I did my morning practice of stretching, meditation, and journaling. Though this meditation was different than most. For 10 minutes, I sat on my couch and kept an eye on Trinity and Vélo. It was quite entertaining. Kitten meditation is the best!

Vélo seems to respect her, backing off when she hisses. I think he legitimately wants a play partner, and he’s moving a little too quick with wanting to get close to Trinity. He’s impatient and doesn’t want to take it slow. It’s pretty cute. He’s brother-of-the-year in responding to Trinity, for sure. Vélo’s been so good.

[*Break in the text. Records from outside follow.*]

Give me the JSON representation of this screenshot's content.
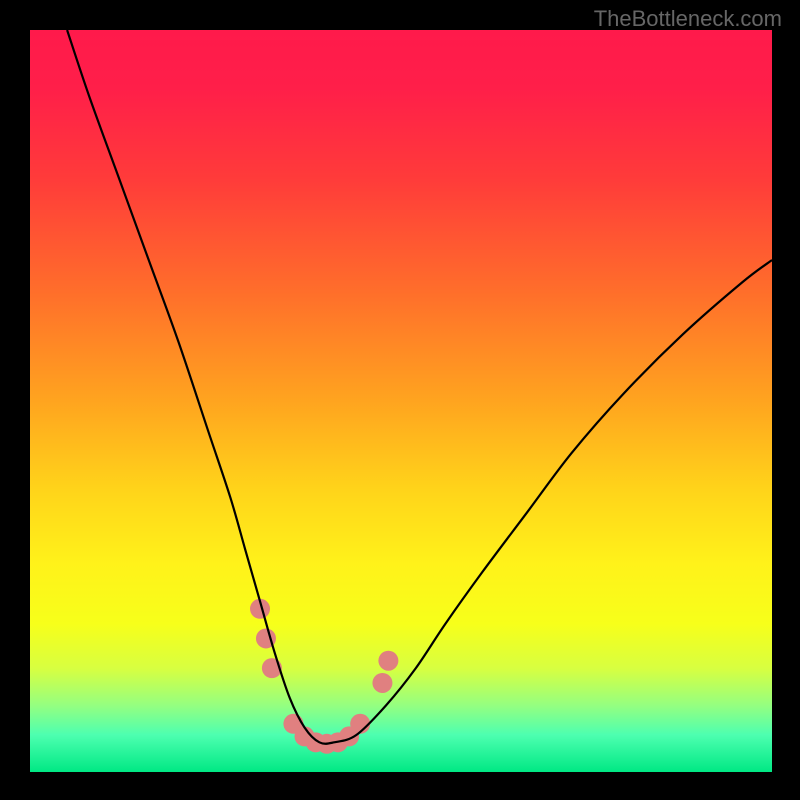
{
  "watermark": "TheBottleneck.com",
  "gradient": {
    "stops": [
      {
        "offset": 0.0,
        "color": "#ff1a4b"
      },
      {
        "offset": 0.08,
        "color": "#ff1f49"
      },
      {
        "offset": 0.2,
        "color": "#ff3b3a"
      },
      {
        "offset": 0.35,
        "color": "#ff6d2b"
      },
      {
        "offset": 0.5,
        "color": "#ffa41f"
      },
      {
        "offset": 0.62,
        "color": "#ffd41a"
      },
      {
        "offset": 0.72,
        "color": "#fff21a"
      },
      {
        "offset": 0.8,
        "color": "#f7ff1a"
      },
      {
        "offset": 0.86,
        "color": "#d8ff40"
      },
      {
        "offset": 0.91,
        "color": "#95ff80"
      },
      {
        "offset": 0.95,
        "color": "#4dffb0"
      },
      {
        "offset": 1.0,
        "color": "#00e884"
      }
    ]
  },
  "chart_data": {
    "type": "line",
    "title": "",
    "xlabel": "",
    "ylabel": "",
    "xlim": [
      0,
      100
    ],
    "ylim": [
      0,
      100
    ],
    "series": [
      {
        "name": "bottleneck-curve",
        "color": "#000000",
        "x": [
          5,
          8,
          12,
          16,
          20,
          24,
          27,
          29,
          31,
          33,
          35,
          37,
          39,
          41,
          44,
          48,
          52,
          56,
          61,
          67,
          73,
          80,
          88,
          96,
          100
        ],
        "y": [
          100,
          91,
          80,
          69,
          58,
          46,
          37,
          30,
          23,
          16,
          10,
          6,
          4,
          4,
          5,
          9,
          14,
          20,
          27,
          35,
          43,
          51,
          59,
          66,
          69
        ]
      }
    ],
    "markers": {
      "name": "highlight-dots",
      "color": "#e08080",
      "points": [
        {
          "x": 31.0,
          "y": 22
        },
        {
          "x": 31.8,
          "y": 18
        },
        {
          "x": 32.6,
          "y": 14
        },
        {
          "x": 35.5,
          "y": 6.5
        },
        {
          "x": 37.0,
          "y": 4.8
        },
        {
          "x": 38.5,
          "y": 4.0
        },
        {
          "x": 40.0,
          "y": 3.8
        },
        {
          "x": 41.5,
          "y": 4.0
        },
        {
          "x": 43.0,
          "y": 4.8
        },
        {
          "x": 44.5,
          "y": 6.5
        },
        {
          "x": 47.5,
          "y": 12
        },
        {
          "x": 48.3,
          "y": 15
        }
      ]
    }
  }
}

Vélo wishing everyone a Merry Christmas!

Bubo’s doing much better than yesterday. She’s not hissing and growling at me all of the time. She let me pet her and even played a bit. She’s come out and watched Trinity for little snippets of time. Never getting close. Sometimes hissing. There’s still work to be done, but after yesterday’s reaction this seems like a lot of progress to me. Bubo will come around pretty quickly too, I think.

Trinity’s oblivious to the drama. Part of the day she’s been playing away. Part of the day napping. There’s a noticeable difference in her walking between morning and night. Her back leg still hasn’t acclimated to doing all of the work all of the time. I’m sure her back leg will strengthen though. She had her amputation surgery on December 11, only two weeks ago!!

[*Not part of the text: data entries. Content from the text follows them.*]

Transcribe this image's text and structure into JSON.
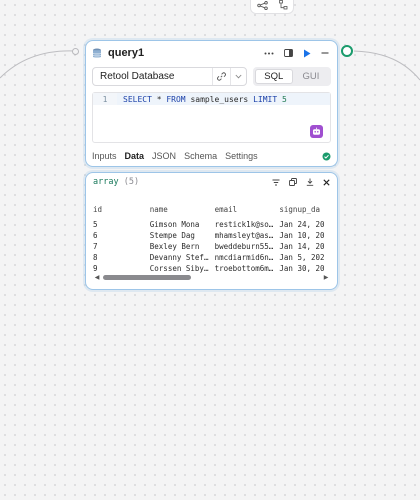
{
  "query": {
    "name": "query1",
    "resource": "Retool Database",
    "modes": [
      "SQL",
      "GUI"
    ],
    "active_mode": "SQL",
    "line_number": "1",
    "code": {
      "select": "SELECT",
      "star": " * ",
      "from": "FROM",
      "table": " sample_users ",
      "limit": "LIMIT",
      "limit_value": " 5"
    },
    "tabs": [
      "Inputs",
      "Data",
      "JSON",
      "Schema",
      "Settings"
    ],
    "active_tab": "Data"
  },
  "result": {
    "type_label": "array",
    "count_label": "(5)",
    "columns": [
      "id",
      "name",
      "email",
      "signup_da"
    ],
    "rows": [
      [
        "5",
        "Gimson Mona",
        "restick1k@so…",
        "Jan 24, 20"
      ],
      [
        "6",
        "Stempe Dag",
        "mhamsleyt@as…",
        "Jan 10, 20"
      ],
      [
        "7",
        "Bexley Bern",
        "bweddeburn55…",
        "Jan 14, 20"
      ],
      [
        "8",
        "Devanny Stef…",
        "nmcdiarmid6n…",
        "Jan 5, 202"
      ],
      [
        "9",
        "Corssen Siby…",
        "troebottom6m…",
        "Jan 30, 20"
      ]
    ],
    "scroll_position": 0.4
  },
  "colors": {
    "accent": "#1a73e8",
    "success": "#1a9b6c",
    "card_border": "#9dc5e8",
    "assist": "#a04fd0"
  },
  "icons": [
    "share-icon",
    "hierarchy-icon",
    "database-icon",
    "more-icon",
    "panel-icon",
    "run-icon",
    "link-icon",
    "chevron-down-icon",
    "assist-icon",
    "check-circle-icon",
    "filter-icon",
    "copy-icon",
    "download-icon",
    "close-icon"
  ]
}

Her temperament amazes me. She had, what looks to me like, a bad femur fracture. You’d think she’d be the meanest cat in town with a broken leg like that. But according to her foster parents and their pictures, that’s never been her. And two weeks from an amputation surgery, I imagine I’d be pretty surly. She’s not even on pain meds!

Damn.

Instead she’s a lovebug. She napped on my chest this afternoon. She’s very gentle with me: no biting or scratching even in play. Sure, she sets her boundaries with Vélo when he gets too close, but she’s not aggressive with him. Just letting him know she needs some time and space. It’s only day 2, after all.

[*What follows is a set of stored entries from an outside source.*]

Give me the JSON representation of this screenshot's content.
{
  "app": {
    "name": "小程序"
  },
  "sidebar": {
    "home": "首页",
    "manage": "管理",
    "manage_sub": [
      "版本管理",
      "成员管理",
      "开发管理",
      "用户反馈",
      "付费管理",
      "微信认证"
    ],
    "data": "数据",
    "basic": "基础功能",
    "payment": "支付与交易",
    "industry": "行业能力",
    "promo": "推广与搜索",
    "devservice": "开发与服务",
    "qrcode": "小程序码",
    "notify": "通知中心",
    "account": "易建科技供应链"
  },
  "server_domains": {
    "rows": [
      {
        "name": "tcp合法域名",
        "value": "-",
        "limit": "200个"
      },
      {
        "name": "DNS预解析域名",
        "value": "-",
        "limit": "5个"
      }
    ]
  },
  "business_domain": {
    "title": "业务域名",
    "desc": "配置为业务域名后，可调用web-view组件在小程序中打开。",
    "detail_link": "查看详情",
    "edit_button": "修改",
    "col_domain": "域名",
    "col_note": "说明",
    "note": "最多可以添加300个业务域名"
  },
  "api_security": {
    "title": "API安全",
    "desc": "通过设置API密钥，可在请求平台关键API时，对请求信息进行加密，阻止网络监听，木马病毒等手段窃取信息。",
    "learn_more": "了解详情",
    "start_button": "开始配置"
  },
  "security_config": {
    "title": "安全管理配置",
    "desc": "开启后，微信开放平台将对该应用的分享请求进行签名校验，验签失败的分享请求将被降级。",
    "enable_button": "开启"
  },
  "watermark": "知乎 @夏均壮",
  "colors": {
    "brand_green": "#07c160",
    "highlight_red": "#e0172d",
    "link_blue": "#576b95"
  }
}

The more I think about it, the more I think her name is a good fit. Three is the magic number. There’s so much symbolism that goes into the number that I’ll leave that analysis for another time. But wisdom, life cycles, and mindfulness come immediately to mind. Little Trin seems wise to me in making the best of her hard start to her life. She seems much more interested with the love and play components of life than in negativity. There are good lessons there.

So though there is some sadness thinking about the passing of those I love and past traditions evolving into new ones, the predominant emotion I’ve felt today is joy. Joy in watching a kitten who started out with a hard life, granted with a lot of love and help, checking out her new home. Joy in watching her play. Joy in watching my adult cats slowly acclimate to the new being in our house. Joy in napping with these fuzzy beings.

I hope folks find some peace and, yes, joy at some point during this holiday season in whatever form it presents itself. Sometimes it comes in very small packages.